SALEM — He looks youthful, you can hear his father's distinctive accent when he speaks, and Ted Kennedy Jr. told a press conference at Salem State last night that he just might be interested in running for office.
He just didn't say when.
Kennedy spoke as part of The Salem State College Series at the O'Keefe Center, drawing a respectably large crowd that included his mother, Joan Bennett Kennedy. He skipped from topic to topic, including a lot of Kennedy family history, but his own life was the basis for his core concern, the disabled.
"When I was 12 years old," he said, "my dad came into my room and told me that the doctors were going to have to remove part of my leg." At first, Ted Jr. thought it was the swollen part of his leg that would have to go, but his father had to explain that it was worse than that: The entire leg below the knee would have to be removed to stop the cancer that afflicted him.
"What would my life be like?" the boy wondered. Would he be better off dead? "I thought no girl in the world could ever be attracted to me."

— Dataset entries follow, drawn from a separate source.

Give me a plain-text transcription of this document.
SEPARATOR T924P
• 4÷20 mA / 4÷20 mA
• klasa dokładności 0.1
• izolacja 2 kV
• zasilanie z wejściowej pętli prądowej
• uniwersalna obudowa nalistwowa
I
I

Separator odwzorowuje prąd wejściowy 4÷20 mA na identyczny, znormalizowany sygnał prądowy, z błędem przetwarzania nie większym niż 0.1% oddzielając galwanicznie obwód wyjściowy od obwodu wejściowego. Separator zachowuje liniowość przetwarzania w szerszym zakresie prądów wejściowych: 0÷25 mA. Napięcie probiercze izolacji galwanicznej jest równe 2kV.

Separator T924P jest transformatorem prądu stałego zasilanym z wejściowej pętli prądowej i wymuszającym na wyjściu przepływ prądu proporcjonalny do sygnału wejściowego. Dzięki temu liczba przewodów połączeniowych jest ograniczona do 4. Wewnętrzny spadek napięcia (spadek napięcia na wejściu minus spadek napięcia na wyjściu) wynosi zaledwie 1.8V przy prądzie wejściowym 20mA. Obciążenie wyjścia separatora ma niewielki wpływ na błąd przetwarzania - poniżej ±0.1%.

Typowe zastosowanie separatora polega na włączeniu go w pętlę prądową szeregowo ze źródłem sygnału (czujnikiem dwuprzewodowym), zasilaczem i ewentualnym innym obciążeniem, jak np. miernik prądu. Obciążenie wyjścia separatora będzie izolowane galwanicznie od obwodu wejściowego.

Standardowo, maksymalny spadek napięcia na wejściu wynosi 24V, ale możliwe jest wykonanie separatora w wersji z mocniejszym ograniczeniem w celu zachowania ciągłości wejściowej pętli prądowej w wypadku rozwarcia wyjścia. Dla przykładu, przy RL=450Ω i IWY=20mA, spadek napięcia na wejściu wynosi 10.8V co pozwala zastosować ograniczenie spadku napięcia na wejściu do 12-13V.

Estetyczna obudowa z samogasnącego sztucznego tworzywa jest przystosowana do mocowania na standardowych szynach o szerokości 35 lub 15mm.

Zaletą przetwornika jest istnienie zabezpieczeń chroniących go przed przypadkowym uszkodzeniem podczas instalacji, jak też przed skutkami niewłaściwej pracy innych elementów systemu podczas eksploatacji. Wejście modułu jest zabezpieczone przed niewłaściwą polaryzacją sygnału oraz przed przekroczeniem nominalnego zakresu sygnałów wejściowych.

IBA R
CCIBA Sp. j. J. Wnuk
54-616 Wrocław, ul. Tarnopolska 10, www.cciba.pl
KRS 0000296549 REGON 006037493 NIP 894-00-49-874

He made a recovery by learning to ski, realizing that the future still held promise.
"It was a really transformative part of my life," he said.

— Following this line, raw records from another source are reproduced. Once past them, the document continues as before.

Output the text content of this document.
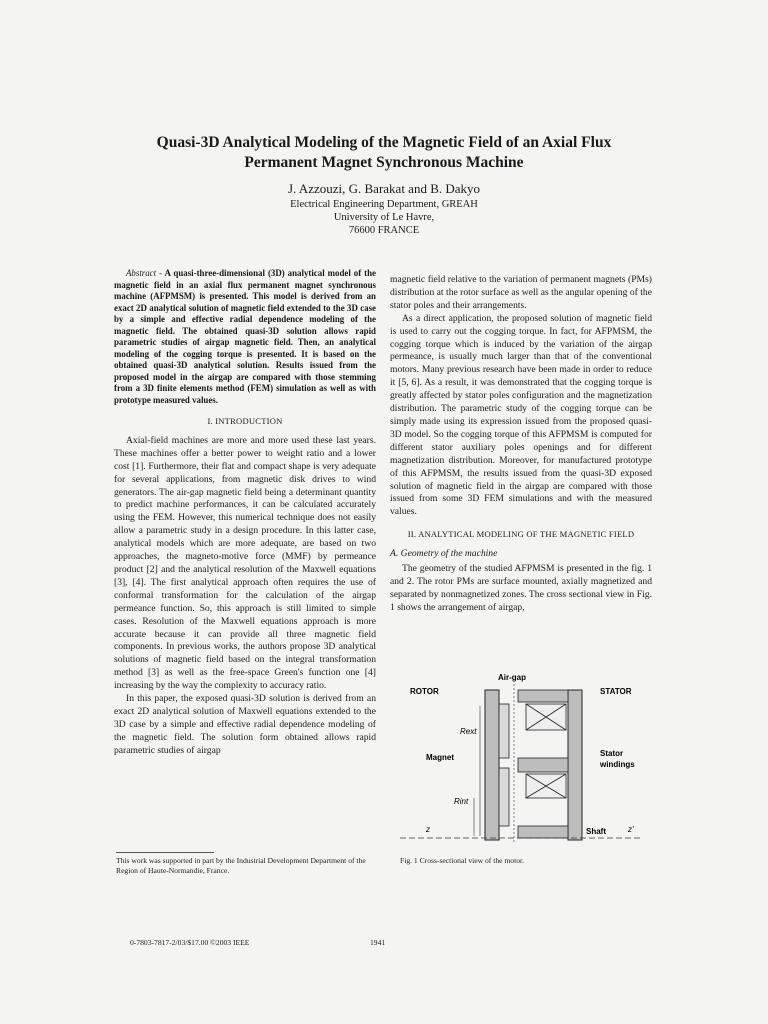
Quasi-3D Analytical Modeling of the Magnetic Field of an Axial Flux
Permanent Magnet Synchronous Machine
J. Azzouzi, G. Barakat and B. Dakyo
Electrical Engineering Department, GREAH
University of Le Havre,
76600 FRANCE

Abstract - A quasi-three-dimensional (3D) analytical model of the magnetic field in an axial flux permanent magnet synchronous machine (AFPMSM) is presented. This model is derived from an exact 2D analytical solution of magnetic field extended to the 3D case by a simple and effective radial dependence modeling of the magnetic field. The obtained quasi-3D solution allows rapid parametric studies of airgap magnetic field. Then, an analytical modeling of the cogging torque is presented. It is based on the obtained quasi-3D analytical solution. Results issued from the proposed model in the airgap are compared with those stemming from a 3D finite elements method (FEM) simulation as well as with prototype measured values.

I. INTRODUCTION

Axial-field machines are more and more used these last years. These machines offer a better power to weight ratio and a lower cost [1]. Furthermore, their flat and compact shape is very adequate for several applications, from magnetic disk drives to wind generators. The air-gap magnetic field being a determinant quantity to predict machine performances, it can be calculated accurately using the FEM. However, this numerical technique does not easily allow a parametric study in a design procedure. In this latter case, analytical models which are more adequate, are based on two approaches, the magneto-motive force (MMF) by permeance product [2] and the analytical resolution of the Maxwell equations [3], [4]. The first analytical approach often requires the use of conformal transformation for the calculation of the airgap permeance function. So, this approach is still limited to simple cases. Resolution of the Maxwell equations approach is more accurate because it can provide all three magnetic field components. In previous works, the authors propose 3D analytical solutions of magnetic field based on the integral transformation method [3] as well as the free-space Green's function one [4] increasing by the way the complexity to accuracy ratio.

In this paper, the exposed quasi-3D solution is derived from an exact 2D analytical solution of Maxwell equations extended to the 3D case by a simple and effective radial dependence modeling of the magnetic field. The solution form obtained allows rapid parametric studies of airgap

magnetic field relative to the variation of permanent magnets (PMs) distribution at the rotor surface as well as the angular opening of the stator poles and their arrangements.

As a direct application, the proposed solution of magnetic field is used to carry out the cogging torque. In fact, for AFPMSM, the cogging torque which is induced by the variation of the airgap permeance, is usually much larger than that of the conventional motors. Many previous research have been made in order to reduce it [5, 6]. As a result, it was demonstrated that the cogging torque is greatly affected by stator poles configuration and the magnetization distribution. The parametric study of the cogging torque can be simply made using its expression issued from the proposed quasi-3D model. So the cogging torque of this AFPMSM is computed for different stator auxiliary poles openings and for different magnetization distribution. Moreover, for manufactured prototype of this AFPMSM, the results issued from the quasi-3D exposed solution of magnetic field in the airgap are compared with those issued from some 3D FEM simulations and with the measured values.

II. ANALYTICAL MODELING OF THE MAGNETIC FIELD

A. Geometry of the machine

The geometry of the studied AFPMSM is presented in the fig. 1 and 2. The rotor PMs are surface mounted, axially magnetized and separated by nonmagnetized zones. The cross sectional view in Fig. 1 shows the arrangement of airgap,

ROTOR
Air-gap
STATOR
Rext
Magnet	Stator
windings
Rint
z	Shaft	z'
Fig. 1 Cross-sectional view of the motor.
This work was supported in part by the Industrial Development Department of the Region of Haute-Normandie, France.
0-7803-7817-2/03/$17.00 ©2003 IEEE	1941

As a young man, he studied the law and went into practice working on the problems of the disabled. He downplayed the notion that there was something heroic about people overcoming disabilities.
"Most," he said with a smile, "are just trying to go to the movies or get into a restaurant."
Speaking with assurance, Kennedy gave several clues regarding his reluctance to get involved in politics. "Politics," he said in the pre-speech press conference, "it's not an easy life. ... It's incredibly demanding. It's not a family-friendly occupation."
He told the audience, "People who talk about 'quality time' with their families are kidding themselves."
For that matter, he touched on the unique difficulties that his family might face, remembering when his young daughter came to him and asked, "Daddy, who are the Kennedys?"
"I realized I was in for a very long conversation," he said, explaining that he told her the family members are "no better and no worse than anybody else." Yet, he warned that some people would love her and some people would hate her "before they ever meet you."
Kennedy touched on his efforts to help his father battle through the brain cancer that killed him less than a year ago. For one thing, he urged him to drop efforts to finish his autobiography "True Compass."
"I wanted zero stress. ... But he said no. No, I want to do it." The initial title of the book, he noted, was "Persistence."
In fact, the senator had kept contemporaneous notes, Kennedy said, for more than 50 years. It was something that seemed to surprise even his son. "Isn't that the nerdiest thing to do?" he asked the audience with a laugh.
He next offered an anecdote from the book, a story involving his grandmother, Rose Kennedy, and her penchant for giving away books autographed by world leaders. As it happened, her letter requesting such a book arrived on Soviet leader Nikita Khrushchev's desk at the height of the Cuban Missile Crisis.
Picturing the KGB bosses conferring with Khrushchev, Kennedy speculated, "They're sitting there asking, 'What is the CIA trying to say to us with this?'"
His grandmother was a major part of Kennedy's speech. Kennedy recalled a girl raised in the early 20th century, daughter of the mayor of Boston, fighting to win acceptance in a world that still held strong prejudices against the Irish. Barred from the stylish clubs of the Yankee establishment, "She started her own club."
Arriving at the press conference prior to his talk, Kennedy was directed to a comfortable chair at the head of the room. He laughed — "I'm not going to sit on that" — and sat among the reporters, photographers and Salem State officials, showing more than a little of the Kennedy charm as he eagerly handled the questions.
Politics, he said, is "something I'd consider a few years from now. ... I do think I'd be good at politics. I love people. I'm a high-energy person. My wife likes politics."
He offered a measure of praise for his father's successor, Sen. Scott Brown, a Wrentham Republican. "He seems like a good guy. A sincere guy."
His own ambitions might include a run for state attorney general (he lives in Connecticut), where he says there are new opportunities to have an impact.
"I don't want to be a carbon copy of my father," he said
Mother Joan interrupted at one point to note that she was descended from one of the victims of the Salem witch hysteria of 1692, Mary Eastey, who she said was hanged.
For his part, Kennedy referenced his link to Salem in his speech, joking, "Thank you very much for being so nice to me this time around."